Crescimento fraco no Dia das Mães dá o tom do comércio para o resto do ano – DCI

O resultado do comércio no Dia das Mães foi um banho de água fria para os mais otimistas com a retomada da economia. Com alta de apenas 1,7% nas vendas totais e 0,11% nas feitas a prazo, na segunda principal data do varejo no ano, a previsão agora é de que os lojistas fiquem ainda mais comedidos para repor estoques para as próximas datas.

Segundo o indicador de vendas realizado pela Boa Vista, com abrangência nacional, as vendas cresceram 1,7%, após um incremento na casa dos 4% apresentados ano passado, frente ao mesmo período de 2017.

Para o especialista em varejo e ex-professor da Universidade Nacional de Brasília (UnB), Arthur Machado, a frustração com as vendas podem comprometer a composição dos estoques para os próximos períodos de festas. “Acredito que o Dia das Mães foi um balde de água fria para parte dos lojistas que esperavam uma retomada do consumo mais forte”, disse.

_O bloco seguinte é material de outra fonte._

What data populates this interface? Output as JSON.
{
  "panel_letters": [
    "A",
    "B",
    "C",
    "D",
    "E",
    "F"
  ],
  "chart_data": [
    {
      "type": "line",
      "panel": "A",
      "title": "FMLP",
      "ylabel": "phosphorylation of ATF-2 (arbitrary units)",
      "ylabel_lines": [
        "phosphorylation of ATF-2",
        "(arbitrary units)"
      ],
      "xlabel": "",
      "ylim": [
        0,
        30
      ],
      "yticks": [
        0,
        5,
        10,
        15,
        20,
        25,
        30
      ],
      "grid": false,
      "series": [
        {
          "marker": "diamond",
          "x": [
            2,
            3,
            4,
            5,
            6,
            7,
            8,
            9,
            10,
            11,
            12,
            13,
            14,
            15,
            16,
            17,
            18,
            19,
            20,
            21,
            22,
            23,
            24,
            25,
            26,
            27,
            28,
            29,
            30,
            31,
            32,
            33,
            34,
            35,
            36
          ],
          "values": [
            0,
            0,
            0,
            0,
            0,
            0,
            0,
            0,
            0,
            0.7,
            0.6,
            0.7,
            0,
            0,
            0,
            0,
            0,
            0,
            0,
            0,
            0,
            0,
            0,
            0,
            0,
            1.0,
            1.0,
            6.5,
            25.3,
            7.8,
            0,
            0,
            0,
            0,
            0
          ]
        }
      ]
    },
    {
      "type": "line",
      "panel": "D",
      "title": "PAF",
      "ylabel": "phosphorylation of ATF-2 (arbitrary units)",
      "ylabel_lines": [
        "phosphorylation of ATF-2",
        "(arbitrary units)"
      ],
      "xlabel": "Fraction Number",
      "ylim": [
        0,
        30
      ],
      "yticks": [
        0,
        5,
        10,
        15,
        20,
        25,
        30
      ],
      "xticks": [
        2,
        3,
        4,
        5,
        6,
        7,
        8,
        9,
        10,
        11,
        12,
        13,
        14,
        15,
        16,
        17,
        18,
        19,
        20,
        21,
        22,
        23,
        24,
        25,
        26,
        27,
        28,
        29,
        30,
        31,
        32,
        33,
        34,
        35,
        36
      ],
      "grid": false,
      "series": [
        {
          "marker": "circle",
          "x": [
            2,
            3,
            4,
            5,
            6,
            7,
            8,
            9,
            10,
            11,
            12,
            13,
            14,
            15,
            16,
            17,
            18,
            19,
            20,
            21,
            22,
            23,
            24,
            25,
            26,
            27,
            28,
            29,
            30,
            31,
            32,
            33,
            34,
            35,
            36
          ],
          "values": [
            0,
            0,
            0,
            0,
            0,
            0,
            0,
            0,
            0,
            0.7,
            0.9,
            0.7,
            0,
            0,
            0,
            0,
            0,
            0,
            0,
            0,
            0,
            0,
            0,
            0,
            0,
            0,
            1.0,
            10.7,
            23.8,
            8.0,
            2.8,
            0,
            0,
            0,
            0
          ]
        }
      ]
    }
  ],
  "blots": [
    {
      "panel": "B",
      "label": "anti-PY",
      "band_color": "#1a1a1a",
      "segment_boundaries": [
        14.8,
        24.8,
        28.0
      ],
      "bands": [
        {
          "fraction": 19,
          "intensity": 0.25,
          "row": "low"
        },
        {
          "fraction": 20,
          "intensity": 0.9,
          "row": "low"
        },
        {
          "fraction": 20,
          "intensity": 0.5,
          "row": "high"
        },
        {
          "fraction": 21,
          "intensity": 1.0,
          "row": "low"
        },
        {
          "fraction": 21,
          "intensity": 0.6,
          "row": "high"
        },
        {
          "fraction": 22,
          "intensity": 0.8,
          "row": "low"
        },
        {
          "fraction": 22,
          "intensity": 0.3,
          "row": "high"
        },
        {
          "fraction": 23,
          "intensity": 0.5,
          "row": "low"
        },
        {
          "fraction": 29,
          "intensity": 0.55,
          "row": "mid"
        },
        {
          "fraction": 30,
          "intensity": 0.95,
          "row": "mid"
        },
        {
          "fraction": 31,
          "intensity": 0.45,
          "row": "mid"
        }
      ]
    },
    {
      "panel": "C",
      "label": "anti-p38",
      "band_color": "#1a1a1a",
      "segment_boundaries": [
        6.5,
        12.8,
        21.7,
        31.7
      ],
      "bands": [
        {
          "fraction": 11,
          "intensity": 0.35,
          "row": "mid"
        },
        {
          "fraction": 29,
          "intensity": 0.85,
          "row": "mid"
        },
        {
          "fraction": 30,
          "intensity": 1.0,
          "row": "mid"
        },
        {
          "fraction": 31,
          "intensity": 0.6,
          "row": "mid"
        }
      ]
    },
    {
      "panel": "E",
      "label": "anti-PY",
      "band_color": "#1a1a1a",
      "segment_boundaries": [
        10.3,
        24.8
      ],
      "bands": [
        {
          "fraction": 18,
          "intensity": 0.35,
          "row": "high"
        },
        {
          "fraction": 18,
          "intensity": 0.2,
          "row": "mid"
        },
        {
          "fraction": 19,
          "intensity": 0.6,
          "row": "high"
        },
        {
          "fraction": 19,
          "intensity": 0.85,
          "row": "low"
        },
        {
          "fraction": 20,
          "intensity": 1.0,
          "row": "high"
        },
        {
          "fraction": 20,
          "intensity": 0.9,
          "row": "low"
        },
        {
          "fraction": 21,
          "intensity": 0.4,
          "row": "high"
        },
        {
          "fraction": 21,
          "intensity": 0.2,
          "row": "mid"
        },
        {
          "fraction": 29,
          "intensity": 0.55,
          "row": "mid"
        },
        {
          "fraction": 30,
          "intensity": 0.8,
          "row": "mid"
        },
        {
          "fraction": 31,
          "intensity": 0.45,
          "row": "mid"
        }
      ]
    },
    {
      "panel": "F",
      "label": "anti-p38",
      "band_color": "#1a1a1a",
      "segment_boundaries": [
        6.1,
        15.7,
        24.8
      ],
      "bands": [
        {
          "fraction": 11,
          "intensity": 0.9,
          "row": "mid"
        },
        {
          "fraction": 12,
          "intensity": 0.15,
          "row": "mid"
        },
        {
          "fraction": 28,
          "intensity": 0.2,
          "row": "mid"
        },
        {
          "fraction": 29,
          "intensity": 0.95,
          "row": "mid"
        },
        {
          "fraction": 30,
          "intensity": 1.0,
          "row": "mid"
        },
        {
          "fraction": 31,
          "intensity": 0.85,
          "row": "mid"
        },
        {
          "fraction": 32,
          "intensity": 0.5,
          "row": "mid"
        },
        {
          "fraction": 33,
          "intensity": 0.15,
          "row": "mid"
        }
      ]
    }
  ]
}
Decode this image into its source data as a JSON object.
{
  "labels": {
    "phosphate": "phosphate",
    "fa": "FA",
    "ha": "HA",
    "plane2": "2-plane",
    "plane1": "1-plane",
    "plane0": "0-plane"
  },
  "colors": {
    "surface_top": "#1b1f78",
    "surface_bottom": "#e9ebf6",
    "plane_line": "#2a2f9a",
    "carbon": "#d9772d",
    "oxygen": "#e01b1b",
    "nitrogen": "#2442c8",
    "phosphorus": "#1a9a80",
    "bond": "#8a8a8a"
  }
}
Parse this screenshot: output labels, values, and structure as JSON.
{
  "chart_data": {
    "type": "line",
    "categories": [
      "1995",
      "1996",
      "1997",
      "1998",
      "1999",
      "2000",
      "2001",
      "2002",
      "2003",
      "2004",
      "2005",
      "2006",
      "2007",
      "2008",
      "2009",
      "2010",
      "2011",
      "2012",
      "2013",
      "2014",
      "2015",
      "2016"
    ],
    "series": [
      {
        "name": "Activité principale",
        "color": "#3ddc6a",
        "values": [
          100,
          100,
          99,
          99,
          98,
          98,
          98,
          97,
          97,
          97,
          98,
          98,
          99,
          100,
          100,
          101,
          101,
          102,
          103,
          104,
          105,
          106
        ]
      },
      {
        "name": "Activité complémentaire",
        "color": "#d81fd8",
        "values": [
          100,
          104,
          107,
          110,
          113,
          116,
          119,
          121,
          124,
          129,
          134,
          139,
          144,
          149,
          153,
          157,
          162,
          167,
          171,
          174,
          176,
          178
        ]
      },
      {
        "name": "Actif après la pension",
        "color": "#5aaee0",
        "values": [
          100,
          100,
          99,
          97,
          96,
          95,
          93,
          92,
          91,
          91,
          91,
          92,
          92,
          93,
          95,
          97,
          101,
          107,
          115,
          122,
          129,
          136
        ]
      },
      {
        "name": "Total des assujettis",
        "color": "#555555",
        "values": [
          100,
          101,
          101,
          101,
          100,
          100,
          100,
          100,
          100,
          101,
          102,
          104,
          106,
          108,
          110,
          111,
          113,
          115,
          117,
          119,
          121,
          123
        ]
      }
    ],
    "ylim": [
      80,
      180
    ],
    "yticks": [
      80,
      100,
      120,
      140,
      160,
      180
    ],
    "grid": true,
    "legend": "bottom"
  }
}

Exemplo desse movimento mais conservador foi reportado ao DCI pelo empresário Sílvio Magalhães, que possui duas lojas de vestuário no ABC Paulista, na Região Metropolitana de São Paulo. De acordo com ele, boa parte do estoque ficou parado e ele terá de fazer promoções para abrir espaço para as próximas coleções. “O tempo também não ajudou uma vez que, quando está mais frio, as pessoas compram mais casacos e itens de maior valor agregado”, disse.

O comportamento do lojista vem em linha com a percepção do vice-presidente do Sindicato dos Lojistas do Comércio de Porto Alegre (Sindilojas), Paulo Kruse. De acordo com ele, os lojistas que prepararam as vendas para o Dia das Mães começaram a compor os estoques em fevereiro, período em que havia um maior otimismo com o governo e com a retomada econômica. “Com estoques altos, agora, a tendência é que eles sejam mais comedidos nas próximas compras”, disse.

A expectativa dele e que, pelo menos na região de Porto Alegre, o varejo se comporte de modo linear este ano, sem grandes altas, mas também sem encarar perdas.

Para o professor da UnB, no caso do Dia das Mães, os piores desempenhos foram verificados entre as categorias de maior valor agregado, uma vez que elas dependem de crédito. “Além de pouco crédito disponível, o medo do desemprego ainda assombra boa parte dos brasileiros e impede compras parceladas”, completou ele.

Consumidor precavido

De acordo com o levantamento da Confederação Nacional de Dirigentes Lojistas (CNDL) e do Serviço de Proteção ao Crédito (SPC Brasil), a lenta recuperação da economia frustrou a expectativa de um crescimento mais vigoroso do varejo para o Dia das Mães de 2019. Como resultado, as vendas a prazo na semana anterior à data (entre os dias 05 a 11 de maio) apresentou uma pequena alta de 0,11% na comparação com o mesmo período do ano passado. Este ano, mais da metade (65%) dos consumidores planejavam pagar os presentes à vista em vez de parcelar as compras.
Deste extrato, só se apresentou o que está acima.